# Audi DTM Star Mattias Ekstrom Rumored to Race Red Bull Toyota in NASCAR Round at Sonoma



## [email protected] (Apr 9, 2004)

We knew Red-Bull sponsored Mattias has been testing Red Bull Racing's Toyota NEXTEL Cup Car last week at VIR and that Mattias is a whiz with tin topped racers, so maybe we weren't that surprised when we heard rumor that it took him little over an hour to get up to speed in the much heavier Toyota Cup Car. However, we were a bit more surprised to read today on Red Bull Racing's website that the Swedish driving ace is being considered to fill in for an injured Brian Vickers in Red Bull's #83 car at the June 20 Sonoma round of the 2010 NASCAR season. 

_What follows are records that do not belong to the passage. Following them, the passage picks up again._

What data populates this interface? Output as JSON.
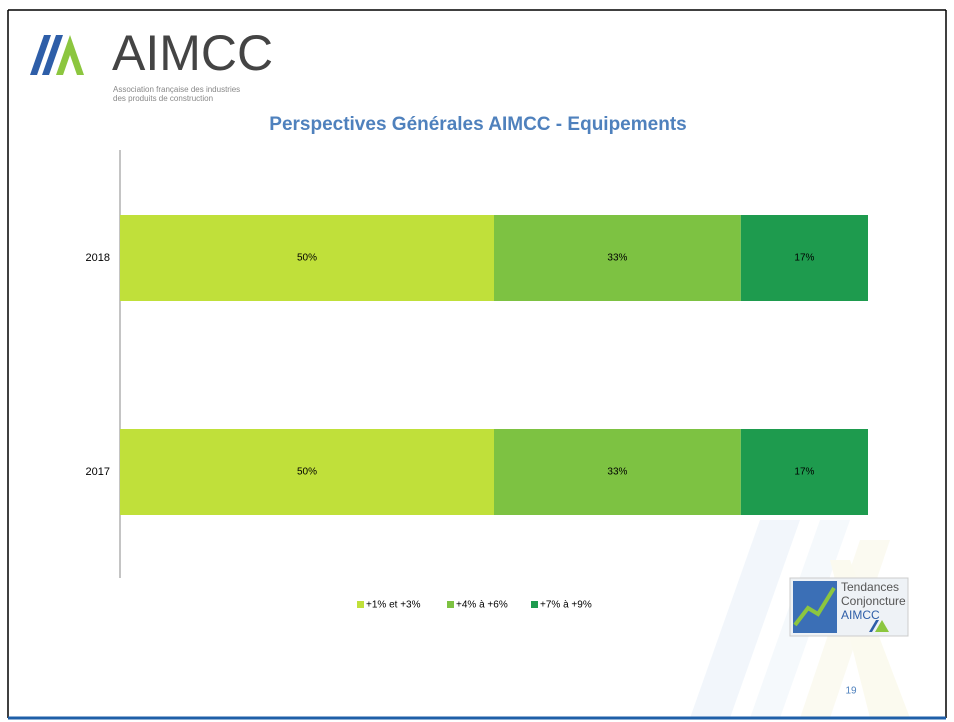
{
  "slide": {
    "logo": "AIMCC",
    "logo_line1": "Association française des industries",
    "logo_line2": "des produits de construction",
    "badge_line1": "Tendances",
    "badge_line2": "Conjoncture",
    "badge_line3": "AIMCC",
    "page_number": 19
  },
  "chart_data": {
    "type": "stacked_barh",
    "title": "Perspectives Générales AIMCC - Equipements",
    "categories": [
      "2018",
      "2017"
    ],
    "series": [
      {
        "name": "+1% et +3%",
        "color": "#c0e03a",
        "values": [
          50,
          50
        ],
        "value_labels": [
          "50%",
          "50%"
        ]
      },
      {
        "name": "+4% à +6%",
        "color": "#7dc242",
        "values": [
          33,
          33
        ],
        "value_labels": [
          "33%",
          "33%"
        ]
      },
      {
        "name": "+7% à +9%",
        "color": "#1e9b4e",
        "values": [
          17,
          17
        ],
        "value_labels": [
          "17%",
          "17%"
        ]
      }
    ],
    "legend": "bottom"
  }
}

Here's the Red Bull Text: 



> There may be a different driver behind the wheel of the No. 83 Red Bull Toyota for the NASCAR Sprint Cup in Sonoma, California, on June 20.
> 
> It became clear during the last race in Charlotte that Mattias Ekström’s stock car stock is rising with the NASCAR team following a successful Sprint Cup test last week at Virginia International Raceway.
> 
> ...


 Given the grueling NASCAR schedule and likely conflicts with Ekstrom's own Audi ride in the DTM series we doubt Mattias will try to fill in all season. Further, the Swede has little oval track experience but we have no doubt that he'll tear it up on a road course like Infineon. Even better, the track in Sonoma is the Audi Driving Experience's home circuit complete with Audi Forum Sonoma just beyond pit row. We wonder if Audi will plan any viewing parties from the spot regardless of his Toyota ride for the day.


----------